Limitations & Future Work¶
- Task-specific value functions: A separate value function must be trained for each new task; cross-task transfer remains an open problem.
- Reliance on LLM goal generation and refinement: The approach may fail in specialized domains beyond the LLM's knowledge.
- No data sensitivity analysis: The minimum quantity and quality of trajectories required to train an effective critic remain uncharacterized.
- Value function calibration: Whether the probability estimates are reliable has not been analyzed.
Related Work & Insights¶
- vs.
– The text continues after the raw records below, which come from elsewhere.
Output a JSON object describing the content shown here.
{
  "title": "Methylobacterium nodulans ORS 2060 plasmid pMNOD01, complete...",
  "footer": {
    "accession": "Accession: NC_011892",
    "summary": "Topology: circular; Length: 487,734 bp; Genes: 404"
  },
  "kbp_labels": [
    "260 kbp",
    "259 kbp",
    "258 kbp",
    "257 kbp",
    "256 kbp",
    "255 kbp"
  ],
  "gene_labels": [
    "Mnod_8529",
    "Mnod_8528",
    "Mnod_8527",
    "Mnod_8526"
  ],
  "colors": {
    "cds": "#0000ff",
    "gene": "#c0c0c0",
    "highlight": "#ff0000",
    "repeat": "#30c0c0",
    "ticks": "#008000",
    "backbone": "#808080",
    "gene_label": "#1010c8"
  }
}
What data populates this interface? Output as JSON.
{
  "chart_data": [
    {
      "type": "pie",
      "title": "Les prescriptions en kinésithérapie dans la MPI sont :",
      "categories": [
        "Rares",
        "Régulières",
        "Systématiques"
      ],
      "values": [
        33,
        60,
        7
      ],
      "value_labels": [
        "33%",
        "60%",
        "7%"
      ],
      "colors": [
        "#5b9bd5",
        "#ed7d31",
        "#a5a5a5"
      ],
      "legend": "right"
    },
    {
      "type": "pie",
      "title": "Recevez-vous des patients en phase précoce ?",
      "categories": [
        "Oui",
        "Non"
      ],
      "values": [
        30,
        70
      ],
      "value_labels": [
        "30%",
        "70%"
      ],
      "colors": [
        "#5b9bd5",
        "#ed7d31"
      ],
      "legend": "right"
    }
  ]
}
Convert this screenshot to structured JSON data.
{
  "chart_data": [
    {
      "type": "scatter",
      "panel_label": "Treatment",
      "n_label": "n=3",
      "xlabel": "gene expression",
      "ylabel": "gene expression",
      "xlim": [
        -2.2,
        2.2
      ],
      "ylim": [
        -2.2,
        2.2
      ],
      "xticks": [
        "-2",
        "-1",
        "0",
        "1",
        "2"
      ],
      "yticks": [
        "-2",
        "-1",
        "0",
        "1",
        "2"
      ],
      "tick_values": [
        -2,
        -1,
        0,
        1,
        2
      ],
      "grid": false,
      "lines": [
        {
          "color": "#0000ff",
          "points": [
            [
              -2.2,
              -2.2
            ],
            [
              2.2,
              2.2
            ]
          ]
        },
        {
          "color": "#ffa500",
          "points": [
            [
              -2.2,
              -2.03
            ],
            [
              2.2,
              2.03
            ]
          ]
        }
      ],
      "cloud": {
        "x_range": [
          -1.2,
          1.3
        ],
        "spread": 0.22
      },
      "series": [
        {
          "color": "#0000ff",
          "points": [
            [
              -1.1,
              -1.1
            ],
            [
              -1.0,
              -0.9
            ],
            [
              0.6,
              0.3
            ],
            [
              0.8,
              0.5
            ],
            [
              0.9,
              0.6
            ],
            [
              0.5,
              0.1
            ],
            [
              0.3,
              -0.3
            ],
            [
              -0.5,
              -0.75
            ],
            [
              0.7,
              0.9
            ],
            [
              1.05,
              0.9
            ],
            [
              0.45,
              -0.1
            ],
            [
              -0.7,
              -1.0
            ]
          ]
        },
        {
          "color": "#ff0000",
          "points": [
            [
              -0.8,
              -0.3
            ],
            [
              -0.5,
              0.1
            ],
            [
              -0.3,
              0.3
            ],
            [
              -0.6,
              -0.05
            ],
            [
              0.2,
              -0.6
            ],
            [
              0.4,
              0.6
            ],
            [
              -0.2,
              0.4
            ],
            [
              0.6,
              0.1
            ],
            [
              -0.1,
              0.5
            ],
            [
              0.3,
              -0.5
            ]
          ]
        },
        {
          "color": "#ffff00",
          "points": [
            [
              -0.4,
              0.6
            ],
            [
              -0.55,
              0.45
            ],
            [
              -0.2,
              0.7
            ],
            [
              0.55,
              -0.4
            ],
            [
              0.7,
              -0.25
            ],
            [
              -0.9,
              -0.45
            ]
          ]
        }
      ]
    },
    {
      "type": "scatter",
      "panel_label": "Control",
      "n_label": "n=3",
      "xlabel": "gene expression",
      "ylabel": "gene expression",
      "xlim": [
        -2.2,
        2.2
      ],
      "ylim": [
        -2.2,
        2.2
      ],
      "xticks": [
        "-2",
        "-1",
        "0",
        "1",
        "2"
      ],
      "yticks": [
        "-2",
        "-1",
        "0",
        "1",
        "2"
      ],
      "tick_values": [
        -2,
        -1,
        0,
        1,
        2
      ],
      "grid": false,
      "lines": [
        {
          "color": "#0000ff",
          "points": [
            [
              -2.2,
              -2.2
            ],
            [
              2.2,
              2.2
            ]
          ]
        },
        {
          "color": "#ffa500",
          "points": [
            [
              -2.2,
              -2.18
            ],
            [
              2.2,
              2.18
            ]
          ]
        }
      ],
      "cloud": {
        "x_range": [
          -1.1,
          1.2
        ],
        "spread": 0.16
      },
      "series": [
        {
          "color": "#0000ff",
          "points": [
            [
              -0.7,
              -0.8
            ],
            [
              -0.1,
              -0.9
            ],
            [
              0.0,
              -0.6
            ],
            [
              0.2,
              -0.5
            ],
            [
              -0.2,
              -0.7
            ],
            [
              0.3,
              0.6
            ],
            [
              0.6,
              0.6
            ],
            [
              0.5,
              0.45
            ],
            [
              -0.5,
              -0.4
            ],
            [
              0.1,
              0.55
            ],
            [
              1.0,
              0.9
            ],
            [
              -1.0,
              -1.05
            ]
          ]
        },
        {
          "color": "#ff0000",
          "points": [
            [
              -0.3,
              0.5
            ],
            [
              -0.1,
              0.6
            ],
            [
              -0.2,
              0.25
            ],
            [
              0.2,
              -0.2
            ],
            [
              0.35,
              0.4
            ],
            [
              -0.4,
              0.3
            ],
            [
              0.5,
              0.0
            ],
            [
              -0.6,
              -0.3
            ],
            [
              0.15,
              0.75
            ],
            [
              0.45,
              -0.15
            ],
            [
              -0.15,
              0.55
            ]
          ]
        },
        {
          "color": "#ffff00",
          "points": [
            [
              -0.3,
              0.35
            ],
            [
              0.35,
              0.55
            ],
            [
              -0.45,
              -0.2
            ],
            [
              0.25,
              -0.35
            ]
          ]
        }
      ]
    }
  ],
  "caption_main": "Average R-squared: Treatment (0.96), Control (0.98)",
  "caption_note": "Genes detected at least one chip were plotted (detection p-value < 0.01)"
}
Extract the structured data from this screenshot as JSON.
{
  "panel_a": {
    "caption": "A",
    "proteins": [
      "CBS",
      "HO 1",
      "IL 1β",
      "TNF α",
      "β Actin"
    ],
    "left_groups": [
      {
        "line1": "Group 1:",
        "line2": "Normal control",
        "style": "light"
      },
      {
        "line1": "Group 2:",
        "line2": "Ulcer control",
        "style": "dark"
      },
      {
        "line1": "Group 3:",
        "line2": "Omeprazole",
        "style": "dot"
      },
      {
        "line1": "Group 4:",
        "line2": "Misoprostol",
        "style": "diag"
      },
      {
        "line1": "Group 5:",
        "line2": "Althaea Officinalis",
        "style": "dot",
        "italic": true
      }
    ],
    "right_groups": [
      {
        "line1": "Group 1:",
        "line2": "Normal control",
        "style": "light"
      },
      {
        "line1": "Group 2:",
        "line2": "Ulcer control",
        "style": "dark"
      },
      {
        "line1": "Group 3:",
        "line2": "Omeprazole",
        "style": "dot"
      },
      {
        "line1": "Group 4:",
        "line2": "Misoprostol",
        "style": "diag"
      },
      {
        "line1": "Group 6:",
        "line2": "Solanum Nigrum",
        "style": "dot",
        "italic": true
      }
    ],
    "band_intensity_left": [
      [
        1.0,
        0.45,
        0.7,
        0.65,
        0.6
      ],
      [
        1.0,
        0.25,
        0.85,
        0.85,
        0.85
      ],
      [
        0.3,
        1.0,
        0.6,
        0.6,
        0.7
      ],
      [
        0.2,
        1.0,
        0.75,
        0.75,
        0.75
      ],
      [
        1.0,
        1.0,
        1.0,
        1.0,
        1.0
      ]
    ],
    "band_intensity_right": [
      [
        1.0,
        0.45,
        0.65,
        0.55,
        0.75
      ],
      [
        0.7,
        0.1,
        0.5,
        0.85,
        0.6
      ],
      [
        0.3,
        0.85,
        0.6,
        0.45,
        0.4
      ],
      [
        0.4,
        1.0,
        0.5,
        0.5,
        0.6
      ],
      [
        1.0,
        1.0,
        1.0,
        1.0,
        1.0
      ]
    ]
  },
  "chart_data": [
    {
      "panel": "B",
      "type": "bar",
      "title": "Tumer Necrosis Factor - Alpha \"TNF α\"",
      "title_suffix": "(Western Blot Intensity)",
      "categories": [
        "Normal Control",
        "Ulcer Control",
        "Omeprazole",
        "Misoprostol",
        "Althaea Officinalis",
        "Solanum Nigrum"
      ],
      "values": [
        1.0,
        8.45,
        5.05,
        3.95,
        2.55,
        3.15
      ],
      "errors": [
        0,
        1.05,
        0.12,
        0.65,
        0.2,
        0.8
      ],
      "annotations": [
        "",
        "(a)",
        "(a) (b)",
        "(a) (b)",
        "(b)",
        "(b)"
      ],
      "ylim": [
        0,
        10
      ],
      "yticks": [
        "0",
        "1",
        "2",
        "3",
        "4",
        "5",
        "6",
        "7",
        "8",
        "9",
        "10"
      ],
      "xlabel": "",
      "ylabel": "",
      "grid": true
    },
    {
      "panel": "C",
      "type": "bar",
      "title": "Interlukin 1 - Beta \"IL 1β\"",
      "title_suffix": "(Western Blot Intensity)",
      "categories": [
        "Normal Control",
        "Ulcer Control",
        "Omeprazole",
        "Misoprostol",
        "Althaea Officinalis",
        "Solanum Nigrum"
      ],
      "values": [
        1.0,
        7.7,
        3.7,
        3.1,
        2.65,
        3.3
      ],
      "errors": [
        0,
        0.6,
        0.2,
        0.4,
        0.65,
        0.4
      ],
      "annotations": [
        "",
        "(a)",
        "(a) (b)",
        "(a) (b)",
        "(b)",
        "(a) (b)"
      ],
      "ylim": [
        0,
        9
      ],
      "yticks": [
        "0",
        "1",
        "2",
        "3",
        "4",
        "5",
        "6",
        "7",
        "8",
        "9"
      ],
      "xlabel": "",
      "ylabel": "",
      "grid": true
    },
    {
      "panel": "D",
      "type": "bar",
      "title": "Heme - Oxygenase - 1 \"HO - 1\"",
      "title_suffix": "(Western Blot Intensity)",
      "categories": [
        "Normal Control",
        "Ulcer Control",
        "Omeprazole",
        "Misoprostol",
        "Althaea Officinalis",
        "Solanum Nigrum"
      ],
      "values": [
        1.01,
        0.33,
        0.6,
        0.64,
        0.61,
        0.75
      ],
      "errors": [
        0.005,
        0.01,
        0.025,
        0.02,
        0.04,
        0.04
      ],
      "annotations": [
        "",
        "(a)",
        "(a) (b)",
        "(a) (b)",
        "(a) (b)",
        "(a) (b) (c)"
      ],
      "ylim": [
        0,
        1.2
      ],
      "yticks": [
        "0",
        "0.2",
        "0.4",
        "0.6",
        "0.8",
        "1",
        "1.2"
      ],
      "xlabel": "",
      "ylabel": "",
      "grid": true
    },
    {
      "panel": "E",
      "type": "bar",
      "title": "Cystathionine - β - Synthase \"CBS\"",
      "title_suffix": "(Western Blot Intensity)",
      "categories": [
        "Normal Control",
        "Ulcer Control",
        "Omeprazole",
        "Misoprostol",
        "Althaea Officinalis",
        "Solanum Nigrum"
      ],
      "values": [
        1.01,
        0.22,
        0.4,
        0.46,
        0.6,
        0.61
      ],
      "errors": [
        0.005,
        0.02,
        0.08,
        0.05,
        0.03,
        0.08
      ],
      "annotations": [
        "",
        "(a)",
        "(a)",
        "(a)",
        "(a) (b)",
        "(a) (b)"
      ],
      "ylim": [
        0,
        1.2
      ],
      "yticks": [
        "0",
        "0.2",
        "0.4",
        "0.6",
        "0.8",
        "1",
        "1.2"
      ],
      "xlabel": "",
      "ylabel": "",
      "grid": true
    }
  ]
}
RL fine-tuning (ArCHer): The proposed method requires no LLM parameter updates, supports API-only models, and incurs orders-of-magnitude lower training cost.
- vs. inference-time search (LATS/MCTS): Inference time scales as a constant rather than exponentially with search depth, yielding an enormous practical advantage in deployment.
- vs. self-refinement (Reflexion): Reflexion requires multiple full trajectory rollouts, whereas PNLC needs only a single refinement step with a lightweight critic.
Rating¶
- Novelty: ⭐⭐⭐⭐⭐ — Pioneering "planning without search" paradigm combining critic learning with LLM planning; goal-conditioned value functions at the thought level are highly novel.
- Experimental Thoroughness: ⭐⭐⭐⭐ — Comprehensive evaluation across three diverse tasks with detailed ablations, though data sensitivity analysis is absent.
- Writing Quality: ⭐⭐⭐⭐ — Clear logic and intuitive figures.
- Value: ⭐⭐⭐⭐⭐ — Compatible with any API-accessible LLM; represents a breakthrough in inference efficiency with high practical deployment value.